Day 6: Every first week of a programming challenge needs a sets problem. I don't use sets very much at all, so I did it in a more programmer-oriented approach; my roommate, conversely, is a data scientist who lives and breathes sets, both in Python and math. He absolutely crushed my time on this one. (Not that it's a competition or anything...)
Day 7: The first challenge to give pause to both my roommate and me. The hardest part, to be honest, was just parsing the friggin' data. I tried to use regex again, if for no other reason than to flex my skills on my roommate. But, it turns out that Python regex doesn't support non-greedily capturing lists of repeated groups, i.e., r'([ab])+' will only ever capture a single letter, usually the first to satisfy it. So, matching on aba will just yield a single group of a. Sigh.

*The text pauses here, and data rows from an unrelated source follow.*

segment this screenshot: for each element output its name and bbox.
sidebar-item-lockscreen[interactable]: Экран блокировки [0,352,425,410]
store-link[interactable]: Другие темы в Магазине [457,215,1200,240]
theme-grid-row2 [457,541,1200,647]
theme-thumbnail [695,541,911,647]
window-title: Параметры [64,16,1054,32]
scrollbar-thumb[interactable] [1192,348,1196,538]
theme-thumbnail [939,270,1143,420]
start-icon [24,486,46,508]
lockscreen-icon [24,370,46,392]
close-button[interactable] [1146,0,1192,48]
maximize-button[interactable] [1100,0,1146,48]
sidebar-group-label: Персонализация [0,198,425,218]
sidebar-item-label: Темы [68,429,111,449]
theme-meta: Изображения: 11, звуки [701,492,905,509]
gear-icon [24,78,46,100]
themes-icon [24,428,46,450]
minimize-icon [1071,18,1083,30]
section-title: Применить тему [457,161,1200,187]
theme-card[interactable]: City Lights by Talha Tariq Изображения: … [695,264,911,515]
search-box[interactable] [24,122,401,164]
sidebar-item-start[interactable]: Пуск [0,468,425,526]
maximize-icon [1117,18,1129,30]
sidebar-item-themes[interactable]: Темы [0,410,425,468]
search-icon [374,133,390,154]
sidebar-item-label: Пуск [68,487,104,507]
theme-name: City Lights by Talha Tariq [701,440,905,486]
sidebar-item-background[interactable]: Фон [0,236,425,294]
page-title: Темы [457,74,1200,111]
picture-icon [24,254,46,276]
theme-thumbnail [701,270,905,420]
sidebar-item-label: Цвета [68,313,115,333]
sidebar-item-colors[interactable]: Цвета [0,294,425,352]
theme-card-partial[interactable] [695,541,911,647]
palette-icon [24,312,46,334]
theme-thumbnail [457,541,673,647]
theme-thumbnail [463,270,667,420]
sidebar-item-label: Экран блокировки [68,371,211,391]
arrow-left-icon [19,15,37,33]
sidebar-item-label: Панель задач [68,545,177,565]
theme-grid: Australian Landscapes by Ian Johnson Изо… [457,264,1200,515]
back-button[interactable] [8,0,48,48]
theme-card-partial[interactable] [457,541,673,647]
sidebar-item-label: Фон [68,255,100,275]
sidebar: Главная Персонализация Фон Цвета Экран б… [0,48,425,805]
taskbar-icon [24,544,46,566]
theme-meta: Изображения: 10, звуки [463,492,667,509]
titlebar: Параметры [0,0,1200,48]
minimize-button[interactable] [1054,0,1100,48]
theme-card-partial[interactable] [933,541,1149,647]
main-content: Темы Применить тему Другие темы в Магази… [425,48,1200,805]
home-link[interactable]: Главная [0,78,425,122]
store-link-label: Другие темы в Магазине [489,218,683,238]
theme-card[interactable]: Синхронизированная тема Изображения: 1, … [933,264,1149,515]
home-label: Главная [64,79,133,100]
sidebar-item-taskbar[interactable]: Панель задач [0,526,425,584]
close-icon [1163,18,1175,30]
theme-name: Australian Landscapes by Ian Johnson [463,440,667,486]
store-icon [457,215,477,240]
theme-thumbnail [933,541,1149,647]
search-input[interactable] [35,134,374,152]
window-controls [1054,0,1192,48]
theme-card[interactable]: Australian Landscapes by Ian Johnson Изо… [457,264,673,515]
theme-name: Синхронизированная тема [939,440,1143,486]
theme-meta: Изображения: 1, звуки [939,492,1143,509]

After doing it properly with some list comprehension-fu, it was a pretty straight shot, using some good ol' DFS on both parts to calculate paths. I was almost disappointed that the input data, despite being so intimidatingly large, allowed my relatively naive solutions (i.e., just checking every bag for Part 1 to see which led to shiny gold, and simple, non-tail-recursive sums in Part 2. Considering I just had a whole test on recursion efficiency in Racket, I should probably have done something smarter. Lol.) to run almost immediately. I was hoping to have to be clever to tackle the larger dataset.
To make myself feel better, I renamed my graph – really just a lookup table, tbh – SAURON, because it sees all. Also, I was tipsy and couldn't think of a better name. We live in a pandemic; leave me alone.
Anyway, this was a fun first week, and I'm looking forward to problems becoming increasingly head-scratching. My living room has a gigantic whiteboard in it for a reason.